Attendiamo ancora con interesse l’emanazione del decreto, attuativo del 151, che potrà finalmente completare il recepimento della Convenzione "compiutamente e correttamente", andando a definire come si delineano negli ambienti di lavoro gli "accomodamenti ragionevoli", che già oggi i datori di lavoro sono tenuti ad applicare. Tale incertezza non aiuta a far sì che i diritti abbiano la cogenza che meritano e crea una zona grigia in cui solo la giurisprudenza può dare indicazioni.
Sono interessanti gli orientamenti sia della Corte di Giustizia Europea che della giurisprudenza italiana in senso estensivo, volti a tutelare anche forme di disabilità non amministrativamente o normativamente riconosciute e a considerare la legittimità di licenziamenti e valutazioni di idoneità/inidoneità, anche sulla base degli accomodamenti ragionevoli attuati dal datore di lavoro.
La Direttiva definisce gli ambiti in cui gli accomodamenti ragionevoli possono trovare applicazione e fa riferimento all’adattamento di locali e attrezzature, alla modifica di ritmi di lavoro, alla ripartizione di compiti, alla formazione e addirittura all’inquadramento. L’obbligo del datore è limitato esclusivamente dal vincolo che gli oneri finanziari non siano sproporzionati.
In questo senso, la contrattazione collettiva e i luoghi da essa definiti allo scopo possono svolgere un ruolo fondamentale, consentendo alle parti di cooperare all’adempimento, tenendo adeguatamente in considerazione le posizioni in essere e non relegando il tema a una mera contrattazione individuale tra lavoratore/lavoratrice con disabilità e datore di lavoro, o a una responsabilità interamente in capo al datore.
Lo stesso decreto attuativo del 151 potrà dare anche indirizzi di soft law per la costruzione di una rete di servizi a supporto dell’inserimento, alla valutazione delle potenzialità attraverso il sistema ICF promosso dall’Organizzazione Mondiale della Sanità, al monitoraggio di buone pratiche di interesse.
Insieme ad esso, sarà importante vedere finalmente la nascita della Banca dati del collocamento mirato che, coordinando l’insieme delle informazioni relative a stock e flussi delle assunzioni all’interno del più ampio sistema del collocamento, potrà restituirci informazioni preziose per valutare gli andamenti, proporre correzioni del sistema, intervenire per rendere sempre più efficaci gli inserimenti e maggiormente attuato il diritto.

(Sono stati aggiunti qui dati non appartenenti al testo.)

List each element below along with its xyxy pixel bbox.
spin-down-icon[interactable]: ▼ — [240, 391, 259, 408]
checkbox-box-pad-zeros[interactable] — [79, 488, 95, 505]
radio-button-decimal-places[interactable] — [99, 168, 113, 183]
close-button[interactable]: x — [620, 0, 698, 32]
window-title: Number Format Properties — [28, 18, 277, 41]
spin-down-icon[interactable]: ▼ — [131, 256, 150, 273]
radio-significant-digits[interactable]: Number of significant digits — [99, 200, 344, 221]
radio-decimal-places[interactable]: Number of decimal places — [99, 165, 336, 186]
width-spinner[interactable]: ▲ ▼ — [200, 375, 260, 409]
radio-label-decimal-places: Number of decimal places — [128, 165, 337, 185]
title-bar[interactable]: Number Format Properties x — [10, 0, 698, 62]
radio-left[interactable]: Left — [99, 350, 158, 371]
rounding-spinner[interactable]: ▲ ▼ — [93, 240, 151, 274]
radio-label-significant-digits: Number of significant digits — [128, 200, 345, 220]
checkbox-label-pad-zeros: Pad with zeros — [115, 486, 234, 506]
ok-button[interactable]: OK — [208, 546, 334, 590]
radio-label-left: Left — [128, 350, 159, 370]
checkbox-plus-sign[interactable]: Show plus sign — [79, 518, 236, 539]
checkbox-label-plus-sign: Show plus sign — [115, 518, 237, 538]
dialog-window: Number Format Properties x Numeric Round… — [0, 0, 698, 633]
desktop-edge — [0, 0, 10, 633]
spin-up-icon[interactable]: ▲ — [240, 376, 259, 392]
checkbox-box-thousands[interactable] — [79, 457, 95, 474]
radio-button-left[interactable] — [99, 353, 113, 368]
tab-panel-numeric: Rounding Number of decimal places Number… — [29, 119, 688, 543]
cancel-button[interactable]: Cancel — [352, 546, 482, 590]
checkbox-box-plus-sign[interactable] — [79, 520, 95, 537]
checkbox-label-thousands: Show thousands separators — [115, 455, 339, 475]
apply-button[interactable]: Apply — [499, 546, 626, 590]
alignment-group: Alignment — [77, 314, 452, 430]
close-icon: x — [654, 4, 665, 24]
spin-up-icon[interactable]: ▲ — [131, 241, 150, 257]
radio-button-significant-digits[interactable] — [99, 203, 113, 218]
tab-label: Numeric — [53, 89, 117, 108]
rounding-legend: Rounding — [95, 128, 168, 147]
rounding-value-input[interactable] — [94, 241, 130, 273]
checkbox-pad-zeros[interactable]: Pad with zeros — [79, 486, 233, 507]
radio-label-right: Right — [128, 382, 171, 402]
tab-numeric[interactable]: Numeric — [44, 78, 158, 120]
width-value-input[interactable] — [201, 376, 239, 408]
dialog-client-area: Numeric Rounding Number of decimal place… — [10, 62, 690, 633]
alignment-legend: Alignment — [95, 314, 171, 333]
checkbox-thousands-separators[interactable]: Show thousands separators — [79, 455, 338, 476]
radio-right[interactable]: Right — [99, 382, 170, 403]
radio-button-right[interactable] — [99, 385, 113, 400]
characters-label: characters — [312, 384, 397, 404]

Oggi, purtroppo, siamo ancora nell’incredibile situazione di non poter conoscere quante persone disabili siano occupate o disoccupate nel nostro Paese. Conoscere i dati, invece, consente di avere informazioni essenziali per orientare le politiche e aiuta ad avere piena consapevolezza delle evoluzioni in corso. In questo momento, ad esempio, da più parti ci viene segnalata l’incapienza del Fondo Nazionale per il quale nella Legge di Bilancio erano già stati stanziati 10 milioni aggiuntivi ai 22 stabilizzati.
È dunque fondamentale che insieme, come già abbiamo fatto sin qui e da lungo tempo dentro e fuori i luoghi di lavoro, continuiamo a cooperare per fare in modo che le azioni in attuazione della Convenzione non siano solamente utili, ma arrivino a rimuovere qualsiasi svantaggio e che il diritto al lavoro possa realmente trovare applicazione davvero per tutti.